Pita questions ‘persecution’ in iTV case

Panel recommends dropping ‘media shares’ complaint but EC is still sending case to court

Pita questions ‘persecution’ in iTV case
Move Forward Party leader Pita Limjaroenrat salutes his colleagues as he leaves the parliament chamber on July 19 after the Constitutional Court suspended him from MP duty pending its ruling in the iTV shareholding case (Photo: Nutthawat Wicheanbut)

Move Forward Party leader Pita Limjaroenrat has questioned the motive of the Election Commission (EC) for investigating his shareholding in the defunct broadcaster iTV, now that an inquiry panel has recommended it drop the case.

Writing on his Facebook page on Tuesday, Mr Pita said the episode was looking more and more like “intentional political persecution”.

He was responding to reports on Monday that the EC’s inquiry panel recommended the election watchdog drop the charge that Mr Pita violated Section 151 of the Election Act.
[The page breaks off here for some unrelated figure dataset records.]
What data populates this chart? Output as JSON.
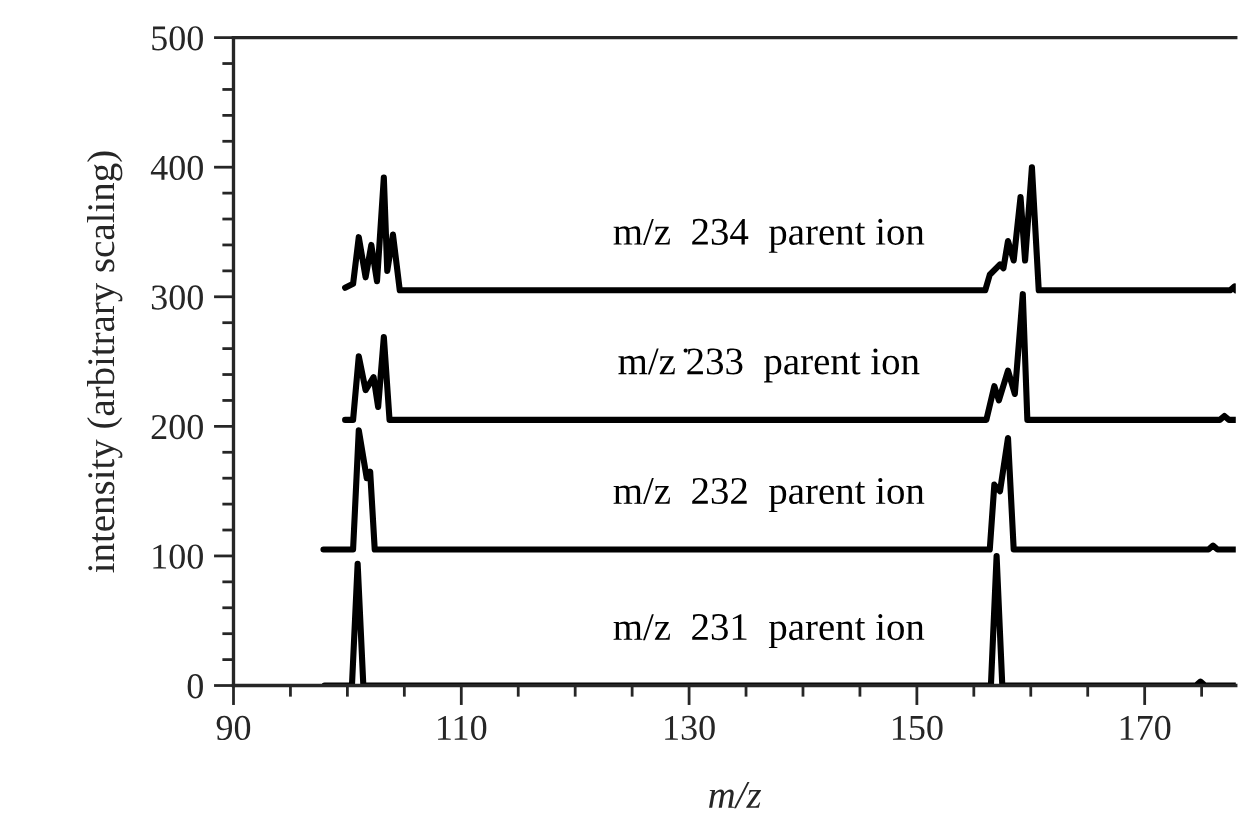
{
  "chart_data": {
    "type": "line",
    "xlabel": "m/z",
    "ylabel": "intensity (arbitrary scaling)",
    "xlim": [
      90,
      178
    ],
    "ylim": [
      0,
      500
    ],
    "xticks": [
      90,
      110,
      130,
      150,
      170
    ],
    "yticks": [
      0,
      100,
      200,
      300,
      400,
      500
    ],
    "grid": false,
    "legend": false,
    "marker": "none",
    "line_style": "solid",
    "series": [
      {
        "name": "m/z  231  parent ion",
        "color": "#000000",
        "x": [
          98,
          100.4,
          100.9,
          101.4,
          156.5,
          157,
          157.5,
          174.5,
          174.9,
          175.3,
          178
        ],
        "values": [
          0,
          0,
          94,
          0,
          0,
          100,
          0,
          0,
          3,
          0,
          0
        ]
      },
      {
        "name": "m/z  232  parent ion",
        "color": "#000000",
        "x": [
          97.9,
          100.5,
          101,
          101.7,
          102,
          102.4,
          156.4,
          156.8,
          157.3,
          158,
          158.5,
          175.6,
          176,
          176.4,
          178
        ],
        "values": [
          105,
          105,
          197,
          160,
          165,
          105,
          105,
          155,
          150,
          191,
          105,
          105,
          108,
          105,
          105
        ]
      },
      {
        "name": "m/z ̇233  parent ion",
        "color": "#000000",
        "x": [
          99.8,
          100.5,
          101,
          101.6,
          102.3,
          102.7,
          103.2,
          103.7,
          156.1,
          156.8,
          157.2,
          158,
          158.6,
          159.3,
          159.7,
          176.6,
          177,
          177.4,
          178
        ],
        "values": [
          205,
          205,
          254,
          228,
          238,
          215,
          269,
          205,
          205,
          231,
          220,
          243,
          225,
          302,
          205,
          205,
          208,
          205,
          205
        ]
      },
      {
        "name": "m/z  234  parent ion",
        "color": "#000000",
        "x": [
          99.8,
          100.5,
          101,
          101.6,
          102.1,
          102.6,
          103.2,
          103.5,
          104,
          104.6,
          156,
          156.4,
          157.3,
          157.6,
          158,
          158.5,
          159.1,
          159.5,
          160.1,
          160.7,
          177.5,
          177.9,
          178
        ],
        "values": [
          307,
          310,
          346,
          315,
          340,
          312,
          392,
          320,
          348,
          305,
          305,
          317,
          325,
          322,
          343,
          328,
          377,
          328,
          400,
          305,
          305,
          308,
          305
        ]
      }
    ]
  }
}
That section states that a candidate who applies to run as an MP while knowing that he might be in violation of election rules — in this case, holding shares in a media company — would face disqualification.

iTV stopped broadcasting in 2007 and was delisted from the Stock Exchange of Thailand in 2014. It earned a small amount of income from a subsidiary that rented broadcasting equipment and offered media support services for several years.
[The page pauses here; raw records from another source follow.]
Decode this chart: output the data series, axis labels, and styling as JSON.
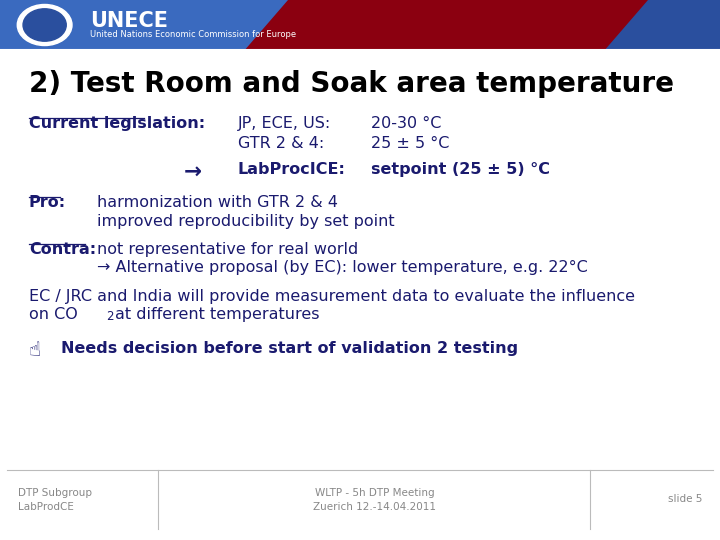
{
  "title": "2) Test Room and Soak area temperature",
  "title_fontsize": 20,
  "body_color": "#1a1a6e",
  "body_fontsize": 11.5,
  "footer_left": "DTP Subgroup\nLabProdCE",
  "footer_center": "WLTP - 5h DTP Meeting\nZuerich 12.-14.04.2011",
  "footer_right": "slide 5",
  "unece_text": "UNECE",
  "unece_subtitle": "United Nations Economic Commission for Europe",
  "current_leg_label": "Current legislation:",
  "jp_label": "JP, ECE, US:",
  "jp_value": "20-30 °C",
  "gtr_label": "GTR 2 & 4:",
  "gtr_value": "25 ± 5 °C",
  "labproc_label": "LabProcICE:",
  "labproc_value": "setpoint (25 ± 5) °C",
  "pro_label": "Pro:",
  "pro_line1": "harmonization with GTR 2 & 4",
  "pro_line2": "improved reproducibility by set point",
  "contra_label": "Contra:",
  "contra_line1": "not representative for real world",
  "contra_line2": "→ Alternative proposal (by EC): lower temperature, e.g. 22°C",
  "ec_line1": "EC / JRC and India will provide measurement data to evaluate the influence",
  "ec_line2_pre": "on CO",
  "ec_line2_sub": "2",
  "ec_line2_post": "at different temperatures",
  "decision_icon": "☝",
  "decision_text": "Needs decision before start of validation 2 testing"
}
In the 2022 financial year, however, the company’s only reported revenue was interest income from bank deposits and bonds.

“The investigative panel has provided an important reason that iTV is not operating nor earning income from its media business. This shows that I am not at fault,” Mr Pita wrote on Facebook.
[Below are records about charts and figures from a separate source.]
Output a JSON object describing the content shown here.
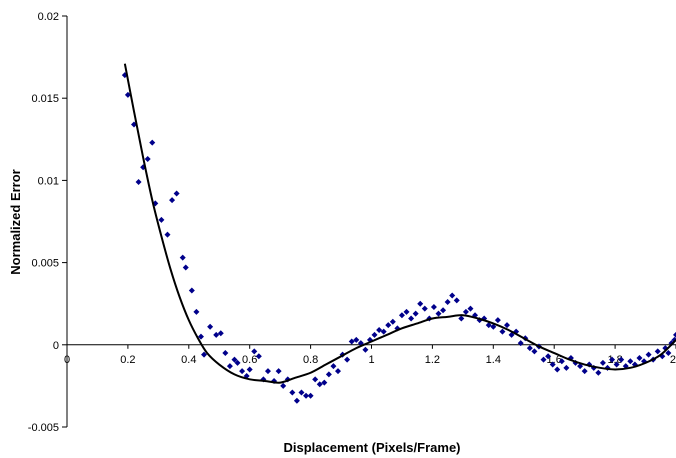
{
  "chart_data": {
    "type": "scatter",
    "title": "",
    "xlabel": "Displacement (Pixels/Frame)",
    "ylabel": "Normalized Error",
    "xlim": [
      0,
      2
    ],
    "ylim": [
      -0.005,
      0.02
    ],
    "xticks": [
      0,
      0.2,
      0.4,
      0.6,
      0.8,
      1,
      1.2,
      1.4,
      1.6,
      1.8,
      2
    ],
    "xtick_labels": [
      "0",
      "0.2",
      "0.4",
      "0.6",
      "0.8",
      "1",
      "1.2",
      "1.4",
      "1.6",
      "1.8",
      "2"
    ],
    "yticks": [
      -0.005,
      0,
      0.005,
      0.01,
      0.015,
      0.02
    ],
    "ytick_labels": [
      "-0.005",
      "0",
      "0.005",
      "0.01",
      "0.015",
      "0.02"
    ],
    "grid": false,
    "legend": "none",
    "colors": {
      "points": "#00008b",
      "curve": "#000000"
    },
    "series": [
      {
        "kind": "points",
        "points": [
          [
            0.19,
            0.0164
          ],
          [
            0.2,
            0.0152
          ],
          [
            0.22,
            0.0134
          ],
          [
            0.235,
            0.0099
          ],
          [
            0.25,
            0.0108
          ],
          [
            0.265,
            0.0113
          ],
          [
            0.28,
            0.0123
          ],
          [
            0.29,
            0.0086
          ],
          [
            0.31,
            0.0076
          ],
          [
            0.33,
            0.0067
          ],
          [
            0.345,
            0.0088
          ],
          [
            0.36,
            0.0092
          ],
          [
            0.38,
            0.0053
          ],
          [
            0.39,
            0.0047
          ],
          [
            0.41,
            0.0033
          ],
          [
            0.425,
            0.002
          ],
          [
            0.44,
            0.0005
          ],
          [
            0.45,
            -0.0006
          ],
          [
            0.47,
            0.0011
          ],
          [
            0.49,
            0.0006
          ],
          [
            0.505,
            0.0007
          ],
          [
            0.52,
            -0.0005
          ],
          [
            0.535,
            -0.0013
          ],
          [
            0.55,
            -0.0009
          ],
          [
            0.56,
            -0.0011
          ],
          [
            0.575,
            -0.0016
          ],
          [
            0.59,
            -0.0019
          ],
          [
            0.6,
            -0.0015
          ],
          [
            0.615,
            -0.0004
          ],
          [
            0.63,
            -0.0007
          ],
          [
            0.645,
            -0.0021
          ],
          [
            0.66,
            -0.0016
          ],
          [
            0.68,
            -0.0022
          ],
          [
            0.695,
            -0.0016
          ],
          [
            0.71,
            -0.0025
          ],
          [
            0.725,
            -0.0021
          ],
          [
            0.74,
            -0.0029
          ],
          [
            0.755,
            -0.0034
          ],
          [
            0.77,
            -0.0029
          ],
          [
            0.785,
            -0.0031
          ],
          [
            0.8,
            -0.0031
          ],
          [
            0.815,
            -0.0021
          ],
          [
            0.83,
            -0.0024
          ],
          [
            0.845,
            -0.0023
          ],
          [
            0.86,
            -0.0018
          ],
          [
            0.875,
            -0.0013
          ],
          [
            0.89,
            -0.0016
          ],
          [
            0.905,
            -0.0006
          ],
          [
            0.92,
            -0.0009
          ],
          [
            0.935,
            0.0002
          ],
          [
            0.95,
            0.0003
          ],
          [
            0.965,
            0.0001
          ],
          [
            0.98,
            -0.0003
          ],
          [
            0.995,
            0.0003
          ],
          [
            1.01,
            0.0006
          ],
          [
            1.025,
            0.0009
          ],
          [
            1.04,
            0.0008
          ],
          [
            1.055,
            0.0012
          ],
          [
            1.07,
            0.0014
          ],
          [
            1.085,
            0.001
          ],
          [
            1.1,
            0.0018
          ],
          [
            1.115,
            0.002
          ],
          [
            1.13,
            0.0016
          ],
          [
            1.145,
            0.0019
          ],
          [
            1.16,
            0.0025
          ],
          [
            1.175,
            0.0022
          ],
          [
            1.19,
            0.0016
          ],
          [
            1.205,
            0.0023
          ],
          [
            1.22,
            0.0019
          ],
          [
            1.235,
            0.0021
          ],
          [
            1.25,
            0.0026
          ],
          [
            1.265,
            0.003
          ],
          [
            1.28,
            0.0027
          ],
          [
            1.295,
            0.0016
          ],
          [
            1.31,
            0.002
          ],
          [
            1.325,
            0.0022
          ],
          [
            1.34,
            0.0018
          ],
          [
            1.355,
            0.0015
          ],
          [
            1.37,
            0.0016
          ],
          [
            1.385,
            0.0012
          ],
          [
            1.4,
            0.0011
          ],
          [
            1.415,
            0.0015
          ],
          [
            1.43,
            0.0008
          ],
          [
            1.445,
            0.0012
          ],
          [
            1.46,
            0.0006
          ],
          [
            1.475,
            0.0008
          ],
          [
            1.49,
            0.0001
          ],
          [
            1.505,
            0.0004
          ],
          [
            1.52,
            -0.0002
          ],
          [
            1.535,
            -0.0004
          ],
          [
            1.55,
            -0.0001
          ],
          [
            1.565,
            -0.0009
          ],
          [
            1.58,
            -0.0007
          ],
          [
            1.595,
            -0.0012
          ],
          [
            1.61,
            -0.0015
          ],
          [
            1.625,
            -0.001
          ],
          [
            1.64,
            -0.0014
          ],
          [
            1.655,
            -0.0008
          ],
          [
            1.67,
            -0.0011
          ],
          [
            1.685,
            -0.0013
          ],
          [
            1.7,
            -0.0016
          ],
          [
            1.715,
            -0.0012
          ],
          [
            1.73,
            -0.0014
          ],
          [
            1.745,
            -0.0017
          ],
          [
            1.76,
            -0.0011
          ],
          [
            1.775,
            -0.0014
          ],
          [
            1.79,
            -0.0009
          ],
          [
            1.805,
            -0.0012
          ],
          [
            1.82,
            -0.0009
          ],
          [
            1.835,
            -0.0013
          ],
          [
            1.85,
            -0.001
          ],
          [
            1.865,
            -0.0012
          ],
          [
            1.88,
            -0.0008
          ],
          [
            1.895,
            -0.001
          ],
          [
            1.91,
            -0.0006
          ],
          [
            1.925,
            -0.0009
          ],
          [
            1.94,
            -0.0004
          ],
          [
            1.955,
            -0.0007
          ],
          [
            1.965,
            -0.0002
          ],
          [
            1.975,
            -0.0005
          ],
          [
            1.985,
            0.0001
          ],
          [
            1.995,
            0.0003
          ],
          [
            2.0,
            0.0006
          ]
        ]
      },
      {
        "kind": "curve",
        "points": [
          [
            0.19,
            0.0171
          ],
          [
            0.22,
            0.0142
          ],
          [
            0.25,
            0.0114
          ],
          [
            0.28,
            0.0088
          ],
          [
            0.31,
            0.0066
          ],
          [
            0.34,
            0.0046
          ],
          [
            0.37,
            0.0029
          ],
          [
            0.4,
            0.0015
          ],
          [
            0.43,
            0.0004
          ],
          [
            0.46,
            -0.0005
          ],
          [
            0.5,
            -0.0012
          ],
          [
            0.55,
            -0.0018
          ],
          [
            0.6,
            -0.0021
          ],
          [
            0.65,
            -0.0022
          ],
          [
            0.7,
            -0.0023
          ],
          [
            0.75,
            -0.002
          ],
          [
            0.8,
            -0.0017
          ],
          [
            0.85,
            -0.0012
          ],
          [
            0.9,
            -0.0007
          ],
          [
            0.95,
            -0.0002
          ],
          [
            1.0,
            0.0002
          ],
          [
            1.05,
            0.0006
          ],
          [
            1.1,
            0.001
          ],
          [
            1.15,
            0.0013
          ],
          [
            1.2,
            0.0016
          ],
          [
            1.25,
            0.0017
          ],
          [
            1.3,
            0.0018
          ],
          [
            1.35,
            0.0016
          ],
          [
            1.4,
            0.0013
          ],
          [
            1.45,
            0.0009
          ],
          [
            1.5,
            0.0004
          ],
          [
            1.55,
            -0.0001
          ],
          [
            1.6,
            -0.0005
          ],
          [
            1.65,
            -0.0009
          ],
          [
            1.7,
            -0.0012
          ],
          [
            1.75,
            -0.0014
          ],
          [
            1.8,
            -0.0015
          ],
          [
            1.85,
            -0.0014
          ],
          [
            1.9,
            -0.0011
          ],
          [
            1.95,
            -0.0006
          ],
          [
            2.0,
            0.0003
          ]
        ]
      }
    ]
  }
}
“I want to reaffirm suspicions about whether my TV shareholding case is politically motivated or not. I had held the shares in question while performing my duty as an MP for four years but complaints were only made when I became a prime ministerial candidate,” he said.

“The case was submitted to the Constitutional Court a few days before my nomination as prime minister was made in parliament. There were many pieces of disturbing evidence that attempts had been made to ‘revive’ iTV … to meet the definition of ‘media shares’.”

Mr Pita was referring to a discrepancy between a video recording of an iTV shareholders’ meeting, in which a senior executive says the company is not carrying out any media business, and published minutes of the meeting which claim it is engaged in media operations.

As the investigative committee found he was not guilty of an electoral violation, Mr Pita said he wanted to ask the EC whether the panel had made its resolution before the EC submitted its petition to the Constitutional Court.

The panel had gathered evidence and questioned witnesses and concluded that iTV was not operating as a media firm and had no income from media operations.

He also asked the EC whether its move to ask the court to suspend him from MP duty pending a ruling was fair. iTV and the telecom firm Intouch Holdings, its major shareholder, had produced financial documents that the defunct media firm had stopped broadcasting and had no income from media operations, said Mr Pita.

Citing previous media shareholding complaints against about 60 MPs in 2020, he said they were not suspended from duty pending rulings.

“But in my case, I was suspended from MP duty. I want society to consider whether the suspension is fair or not,” he wrote.

A source at the EC confirmed on Tuesday that the investigative committee found there was no clear evidence that iTV was operating and earning income at the time when Mr Pita filed his candidacy application in early April.

The committee’s findings and recommendation have been sent to the secretary-general of the Election Commission, said the source, adding that the case would then be forwarded to a sub-committee for consideration, when Mr Pita may be asked to testify.

On July 19, the Constitutional Court suspended Mr Pita from duty after accepting for consideration the EC complaint.

Mr Pita has argued that the 42,000 shares in iTV were part of his late father’s estate, which he managed as executor. He said they had since been transferred to relatives.

He had declared the holdings and explained the circumstances when he was first elected as an MP in 2019 and was told not to worry about it, he said.